Ad Quintum Fratrem 2.2
Ad Quintum Fratrem 2.2
Headnote
Cicero to his brother Quintus, dictated — not written in his own hand, on account of an eye inflammation — from Rome on the fourteenth day before the Kalends of February (19 January) 56 BC. Quintus is now in Sardinia, where Pompey sent him as legate after the second consulship of 55 BC was already in view. The letter braids the brothers’ running domestic correspondence (Numisius’s villa design, the debts owed to Atticus’s brother Pomponius, the Tusculan property at Culleo’s auction, the building work at Rome and pressing the contractor Cyrus) with the political dispatch.
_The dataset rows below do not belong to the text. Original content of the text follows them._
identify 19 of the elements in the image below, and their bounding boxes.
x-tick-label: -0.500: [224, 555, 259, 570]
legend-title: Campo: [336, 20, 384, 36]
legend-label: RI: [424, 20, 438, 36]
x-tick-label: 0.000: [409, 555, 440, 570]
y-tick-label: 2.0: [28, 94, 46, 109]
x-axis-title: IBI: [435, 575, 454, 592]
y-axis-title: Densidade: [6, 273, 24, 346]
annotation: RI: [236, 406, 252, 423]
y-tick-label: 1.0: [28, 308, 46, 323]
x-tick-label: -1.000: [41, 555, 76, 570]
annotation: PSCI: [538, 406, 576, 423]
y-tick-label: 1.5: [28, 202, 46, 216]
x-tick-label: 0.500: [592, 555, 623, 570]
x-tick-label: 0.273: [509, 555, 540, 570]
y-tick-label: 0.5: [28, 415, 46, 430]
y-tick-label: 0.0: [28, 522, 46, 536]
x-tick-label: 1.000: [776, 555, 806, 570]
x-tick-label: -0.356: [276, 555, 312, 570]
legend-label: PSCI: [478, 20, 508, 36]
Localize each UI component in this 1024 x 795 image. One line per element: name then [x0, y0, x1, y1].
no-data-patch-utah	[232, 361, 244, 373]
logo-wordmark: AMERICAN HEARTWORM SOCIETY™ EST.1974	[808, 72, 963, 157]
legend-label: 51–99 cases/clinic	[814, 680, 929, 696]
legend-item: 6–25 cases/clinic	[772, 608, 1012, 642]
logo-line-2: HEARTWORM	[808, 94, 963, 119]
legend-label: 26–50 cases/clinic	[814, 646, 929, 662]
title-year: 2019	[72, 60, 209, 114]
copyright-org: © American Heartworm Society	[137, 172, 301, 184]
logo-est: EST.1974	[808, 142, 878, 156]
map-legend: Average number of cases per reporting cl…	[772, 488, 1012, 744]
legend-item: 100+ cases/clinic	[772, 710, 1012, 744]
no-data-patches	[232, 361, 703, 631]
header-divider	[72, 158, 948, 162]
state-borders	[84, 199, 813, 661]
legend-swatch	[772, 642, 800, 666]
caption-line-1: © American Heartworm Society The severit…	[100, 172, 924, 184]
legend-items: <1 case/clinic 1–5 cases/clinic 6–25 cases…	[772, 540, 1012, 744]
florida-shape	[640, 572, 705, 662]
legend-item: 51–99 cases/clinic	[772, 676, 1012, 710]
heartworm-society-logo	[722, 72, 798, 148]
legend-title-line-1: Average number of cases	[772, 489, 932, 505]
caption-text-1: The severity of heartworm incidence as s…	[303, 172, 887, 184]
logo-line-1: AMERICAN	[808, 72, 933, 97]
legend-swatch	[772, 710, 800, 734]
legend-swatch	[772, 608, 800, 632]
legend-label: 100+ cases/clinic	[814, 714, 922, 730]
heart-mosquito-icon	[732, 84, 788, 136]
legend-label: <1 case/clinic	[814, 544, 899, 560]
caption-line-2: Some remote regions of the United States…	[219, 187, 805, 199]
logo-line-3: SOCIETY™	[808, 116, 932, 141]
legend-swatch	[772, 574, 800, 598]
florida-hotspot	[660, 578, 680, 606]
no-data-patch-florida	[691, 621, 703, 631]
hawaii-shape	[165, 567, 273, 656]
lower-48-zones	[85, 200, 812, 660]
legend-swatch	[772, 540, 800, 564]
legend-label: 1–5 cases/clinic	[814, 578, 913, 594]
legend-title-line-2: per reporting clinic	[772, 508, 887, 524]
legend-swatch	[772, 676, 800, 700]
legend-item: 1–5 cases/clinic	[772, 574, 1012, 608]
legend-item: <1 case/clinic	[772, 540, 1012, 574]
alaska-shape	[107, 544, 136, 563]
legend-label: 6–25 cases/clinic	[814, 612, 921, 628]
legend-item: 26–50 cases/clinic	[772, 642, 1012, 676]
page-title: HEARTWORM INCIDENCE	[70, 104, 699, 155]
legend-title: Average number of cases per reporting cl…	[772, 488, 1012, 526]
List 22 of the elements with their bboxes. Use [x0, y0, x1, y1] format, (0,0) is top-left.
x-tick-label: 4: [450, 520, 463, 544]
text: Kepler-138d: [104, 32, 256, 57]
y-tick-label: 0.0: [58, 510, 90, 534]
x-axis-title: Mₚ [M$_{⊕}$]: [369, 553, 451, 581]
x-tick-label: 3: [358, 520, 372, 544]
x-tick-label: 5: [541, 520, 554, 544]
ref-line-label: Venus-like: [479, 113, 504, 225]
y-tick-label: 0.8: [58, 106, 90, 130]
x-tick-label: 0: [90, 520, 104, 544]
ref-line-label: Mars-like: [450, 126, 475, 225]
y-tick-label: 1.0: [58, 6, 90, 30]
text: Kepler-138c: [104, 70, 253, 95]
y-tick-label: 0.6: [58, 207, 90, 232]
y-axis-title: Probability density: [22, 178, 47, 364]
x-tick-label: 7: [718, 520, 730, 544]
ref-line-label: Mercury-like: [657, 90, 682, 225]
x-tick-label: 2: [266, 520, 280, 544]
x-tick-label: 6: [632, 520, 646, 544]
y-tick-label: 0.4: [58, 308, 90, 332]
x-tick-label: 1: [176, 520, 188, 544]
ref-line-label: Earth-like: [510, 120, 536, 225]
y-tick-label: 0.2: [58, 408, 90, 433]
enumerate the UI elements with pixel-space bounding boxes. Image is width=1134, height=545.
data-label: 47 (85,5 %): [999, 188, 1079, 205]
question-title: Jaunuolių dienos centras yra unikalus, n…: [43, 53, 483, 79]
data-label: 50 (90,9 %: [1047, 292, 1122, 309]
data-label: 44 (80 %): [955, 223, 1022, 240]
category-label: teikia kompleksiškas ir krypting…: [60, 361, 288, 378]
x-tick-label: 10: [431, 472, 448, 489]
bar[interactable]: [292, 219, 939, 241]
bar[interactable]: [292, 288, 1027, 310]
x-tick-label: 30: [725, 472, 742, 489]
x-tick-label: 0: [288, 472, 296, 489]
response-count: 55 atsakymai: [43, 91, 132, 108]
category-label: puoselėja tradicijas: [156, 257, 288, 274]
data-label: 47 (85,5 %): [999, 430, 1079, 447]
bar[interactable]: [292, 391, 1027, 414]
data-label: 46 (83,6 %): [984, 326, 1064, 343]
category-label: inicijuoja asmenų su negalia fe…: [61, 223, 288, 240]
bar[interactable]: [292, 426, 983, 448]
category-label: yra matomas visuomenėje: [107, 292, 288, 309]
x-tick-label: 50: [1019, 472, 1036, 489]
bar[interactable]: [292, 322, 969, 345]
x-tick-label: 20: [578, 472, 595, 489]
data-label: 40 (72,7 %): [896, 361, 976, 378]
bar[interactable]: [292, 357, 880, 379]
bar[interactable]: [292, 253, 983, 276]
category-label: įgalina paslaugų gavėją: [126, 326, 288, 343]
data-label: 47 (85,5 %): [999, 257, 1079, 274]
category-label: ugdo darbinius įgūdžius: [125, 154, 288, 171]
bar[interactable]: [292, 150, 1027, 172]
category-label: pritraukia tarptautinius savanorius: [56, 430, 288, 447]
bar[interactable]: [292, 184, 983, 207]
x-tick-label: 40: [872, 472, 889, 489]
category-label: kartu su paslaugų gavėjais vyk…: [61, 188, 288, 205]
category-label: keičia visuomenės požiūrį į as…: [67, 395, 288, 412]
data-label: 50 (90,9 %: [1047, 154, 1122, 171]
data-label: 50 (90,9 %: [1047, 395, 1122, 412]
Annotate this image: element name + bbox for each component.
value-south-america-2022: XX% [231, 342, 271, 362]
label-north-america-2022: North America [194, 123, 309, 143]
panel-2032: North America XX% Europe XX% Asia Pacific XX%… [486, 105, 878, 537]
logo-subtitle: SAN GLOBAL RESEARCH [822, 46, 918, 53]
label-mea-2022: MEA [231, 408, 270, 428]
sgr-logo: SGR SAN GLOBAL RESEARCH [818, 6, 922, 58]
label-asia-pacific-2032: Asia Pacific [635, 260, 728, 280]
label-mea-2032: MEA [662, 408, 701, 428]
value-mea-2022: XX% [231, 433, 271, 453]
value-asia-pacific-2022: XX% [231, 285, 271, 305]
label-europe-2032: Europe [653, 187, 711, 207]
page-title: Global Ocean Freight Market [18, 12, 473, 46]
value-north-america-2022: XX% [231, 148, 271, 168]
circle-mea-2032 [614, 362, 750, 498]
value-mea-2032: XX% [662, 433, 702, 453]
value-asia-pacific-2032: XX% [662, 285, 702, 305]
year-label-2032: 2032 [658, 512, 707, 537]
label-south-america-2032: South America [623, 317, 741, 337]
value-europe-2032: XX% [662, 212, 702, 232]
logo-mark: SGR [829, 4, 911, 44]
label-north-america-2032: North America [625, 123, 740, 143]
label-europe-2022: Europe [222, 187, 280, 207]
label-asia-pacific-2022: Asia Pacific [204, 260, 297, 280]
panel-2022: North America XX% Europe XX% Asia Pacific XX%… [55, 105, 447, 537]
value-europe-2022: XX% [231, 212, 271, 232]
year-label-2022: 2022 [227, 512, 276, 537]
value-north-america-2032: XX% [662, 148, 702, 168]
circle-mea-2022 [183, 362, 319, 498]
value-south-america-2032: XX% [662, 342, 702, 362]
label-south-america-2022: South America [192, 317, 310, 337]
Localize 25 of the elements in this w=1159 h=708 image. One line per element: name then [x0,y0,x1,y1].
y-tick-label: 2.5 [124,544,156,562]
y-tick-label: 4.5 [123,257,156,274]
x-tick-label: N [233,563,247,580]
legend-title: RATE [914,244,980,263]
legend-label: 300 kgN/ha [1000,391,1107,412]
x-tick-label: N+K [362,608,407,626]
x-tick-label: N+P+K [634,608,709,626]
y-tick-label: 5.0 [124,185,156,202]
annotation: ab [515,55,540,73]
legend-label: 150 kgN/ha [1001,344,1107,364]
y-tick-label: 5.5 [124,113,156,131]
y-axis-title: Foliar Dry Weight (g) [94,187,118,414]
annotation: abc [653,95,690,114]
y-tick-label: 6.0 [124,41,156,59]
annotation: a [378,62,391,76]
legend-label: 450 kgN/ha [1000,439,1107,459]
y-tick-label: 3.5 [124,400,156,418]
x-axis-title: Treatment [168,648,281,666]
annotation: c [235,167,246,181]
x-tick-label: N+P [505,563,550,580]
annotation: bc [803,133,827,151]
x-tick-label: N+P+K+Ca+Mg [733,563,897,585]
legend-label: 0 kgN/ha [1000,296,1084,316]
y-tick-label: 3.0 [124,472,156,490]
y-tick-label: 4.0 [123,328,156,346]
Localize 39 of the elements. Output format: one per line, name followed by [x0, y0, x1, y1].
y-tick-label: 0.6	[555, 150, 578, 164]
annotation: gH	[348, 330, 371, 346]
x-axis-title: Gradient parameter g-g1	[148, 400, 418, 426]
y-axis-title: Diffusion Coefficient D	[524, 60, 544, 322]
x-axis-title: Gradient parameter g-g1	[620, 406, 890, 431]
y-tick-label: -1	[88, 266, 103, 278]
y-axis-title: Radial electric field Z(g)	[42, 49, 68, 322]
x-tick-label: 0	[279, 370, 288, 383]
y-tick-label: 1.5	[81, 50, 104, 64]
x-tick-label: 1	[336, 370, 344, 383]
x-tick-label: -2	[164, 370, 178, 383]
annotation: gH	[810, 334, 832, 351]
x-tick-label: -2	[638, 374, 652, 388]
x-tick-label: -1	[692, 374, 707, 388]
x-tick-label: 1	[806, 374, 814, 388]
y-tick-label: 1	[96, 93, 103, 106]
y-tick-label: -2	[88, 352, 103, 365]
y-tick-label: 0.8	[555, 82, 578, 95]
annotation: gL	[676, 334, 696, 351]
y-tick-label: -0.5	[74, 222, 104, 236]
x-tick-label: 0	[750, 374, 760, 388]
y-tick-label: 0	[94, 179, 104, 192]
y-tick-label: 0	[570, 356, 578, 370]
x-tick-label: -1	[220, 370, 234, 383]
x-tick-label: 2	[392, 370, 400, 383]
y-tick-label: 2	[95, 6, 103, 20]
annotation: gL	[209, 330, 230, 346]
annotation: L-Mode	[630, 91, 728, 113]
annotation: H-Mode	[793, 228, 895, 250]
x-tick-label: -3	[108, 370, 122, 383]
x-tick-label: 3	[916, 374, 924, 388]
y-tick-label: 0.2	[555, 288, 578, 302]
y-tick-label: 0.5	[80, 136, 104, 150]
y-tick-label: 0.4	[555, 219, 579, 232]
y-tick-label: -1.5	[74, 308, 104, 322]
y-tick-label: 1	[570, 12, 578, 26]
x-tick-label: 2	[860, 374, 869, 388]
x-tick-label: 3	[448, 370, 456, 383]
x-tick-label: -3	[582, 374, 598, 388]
The political half of the letter (§3) is the Quintus-version of the Egyptian-question report Cicero is also sending to Lentulus that same week (Fam. 1.1–1.4): the Senate decree that the king must not be brought back “with a multitude” (the Sibyl-induced no-army condition), the calumnies that have stalled the Lentulus-vs-Pompey contention, the comitial days that close the Senate, and the suspicion that the tribune Caninius will carry the bill (transferring the commission to Pompey) by violence. Cicero’s gauge of Pompey is the same as in Fam. 1.2 — the man himself opaque, his entourage transparent. The xiv K. Feb. dating both opens and closes the letter. The augury anecdote of §1 is the elder Gracchus in 162 BC, who while governing Sardinia recalled having held his own consular elections against the auspices and reported the irregularity to the Senate.